Other participants include Mason Erickson, Wesley Erickson, Cherish Jorgensen, Jewels Jorgensen, Tyi LaZarre, Mathias Lee, Aunne Nyquist, and Scott Michael Sundblad.
This year is unique, according to teacher Anna Froemming, because almost all the kids enjoy their time in the spotlight. Typically, about half of students in any given year are apprehensive.
Anna knows firsthand what it’s like to be nervous in front of a group.
“My first speech was in college, and I was terrified,” she said.
Anna couldn’t have predicted that, years later, she’d be teaching a competitive speech class and traveling to multiple states for speech and debate tournaments with her family.
Her involvement began about 16 years ago, when her family was part of a homeschool co-op in Little Falls.
“My second-oldest, Lydia, was 12 at the time,” Anna recalled.
When Lydia heard that debate was being offered, she was immediately intrigued. Anna, on the other hand, was thinking, “Are you kidding? That sounds horrible.”
During the debate meeting, Anna waited in the car with her new baby, while Lydia and her older brother, Rian, got info about the program.
“When they came out, they had purchased the book and they were all excited,” Anna recalled.
‘Theatre of the mind’
After Lydia graduated, she started teaching speech and debate at various homeschool co-ops.

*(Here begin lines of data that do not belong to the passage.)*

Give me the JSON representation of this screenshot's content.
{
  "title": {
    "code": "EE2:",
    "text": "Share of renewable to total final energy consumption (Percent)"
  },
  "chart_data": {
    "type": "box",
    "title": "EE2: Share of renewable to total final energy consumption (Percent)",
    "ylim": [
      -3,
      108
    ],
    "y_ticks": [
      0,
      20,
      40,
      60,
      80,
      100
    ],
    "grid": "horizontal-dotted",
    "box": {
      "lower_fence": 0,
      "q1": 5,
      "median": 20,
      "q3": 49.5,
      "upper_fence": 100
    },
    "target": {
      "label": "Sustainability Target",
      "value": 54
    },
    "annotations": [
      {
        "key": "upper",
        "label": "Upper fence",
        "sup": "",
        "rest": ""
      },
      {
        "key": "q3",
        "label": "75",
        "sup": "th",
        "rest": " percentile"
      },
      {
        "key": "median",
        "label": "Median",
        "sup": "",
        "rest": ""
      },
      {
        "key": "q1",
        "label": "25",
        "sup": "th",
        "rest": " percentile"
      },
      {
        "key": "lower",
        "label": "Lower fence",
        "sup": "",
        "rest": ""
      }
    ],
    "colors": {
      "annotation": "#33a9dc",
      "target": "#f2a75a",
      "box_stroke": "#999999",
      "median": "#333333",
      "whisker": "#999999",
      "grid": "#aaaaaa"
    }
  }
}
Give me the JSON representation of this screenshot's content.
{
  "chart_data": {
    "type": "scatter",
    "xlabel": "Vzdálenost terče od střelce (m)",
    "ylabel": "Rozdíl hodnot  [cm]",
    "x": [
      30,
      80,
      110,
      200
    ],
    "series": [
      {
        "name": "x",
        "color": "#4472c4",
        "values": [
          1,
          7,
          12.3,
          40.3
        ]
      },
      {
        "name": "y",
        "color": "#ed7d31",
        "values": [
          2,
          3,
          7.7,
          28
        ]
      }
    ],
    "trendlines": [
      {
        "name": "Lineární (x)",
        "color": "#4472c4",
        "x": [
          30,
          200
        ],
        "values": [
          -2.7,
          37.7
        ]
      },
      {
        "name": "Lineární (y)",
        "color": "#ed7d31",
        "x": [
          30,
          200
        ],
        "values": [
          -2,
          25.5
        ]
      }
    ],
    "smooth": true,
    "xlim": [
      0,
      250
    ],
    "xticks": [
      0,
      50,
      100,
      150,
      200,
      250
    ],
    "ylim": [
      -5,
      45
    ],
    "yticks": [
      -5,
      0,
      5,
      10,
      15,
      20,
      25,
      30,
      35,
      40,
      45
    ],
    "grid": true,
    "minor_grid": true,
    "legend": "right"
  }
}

Then, as Lydia became busy with young children, Anna used the curriculum to teach a class in Litchfield for one year.
“Someone found out, and asked if I’d be interested in teaching at HOPE Homeschool,” Anna said.
HOPE Homeschool meets every other Friday in Cokato, and consists of homeschool students from several communities. (Anna and her husband, Scott, currently live in Eden Valley.)
Anna’s class uses the guidelines of the National Christian Forensics and Communications Association (NCFCA), which equips students to think critically, and then articulate those thoughts.
Anna aims for a “fun and relaxed environment,” and uses games to help students feel more at ease. For one activity, three students each draw a “person, place, or thing” from a stack of cards. They then have one minute to confer before creating a scene together in front of class. Students from the audience then try to guess the words on the cards.
“Their final consists of an 8- to 10-minute memorized speech given at a mock tournament in front of a judge pool,” Anna said.
She noted that speech has been called the “theatre of the mind” because presenters engage their audience without the use of costumes or props.
If a child doesn’t participate in competitive speech, Anna encourages parents to find other ways for them to practice being in front of people.
All eight of Anna’s children (Rian, Lydia, Joseph, Mitchel, Ruth, Faith, Elsie, and Carl) have been involved in either speech or debate through the years.
While being interviewed for this article, she and her youngest two children were on their way to a speech tournament in Omaha, NE. Elsie and Carl both wrote speeches for the “originals” category, and had speeches prepared for the “open” category. They also performed a duo based on John Grisham’s book, “Skipping Christmas.”
In addition to providing practice and feedback, speech tournaments are a fun way to meet new people. The Froemmings often stay with host families, which makes the trips more affordable and enjoyable.
“We have friends all over the place,” Anna said.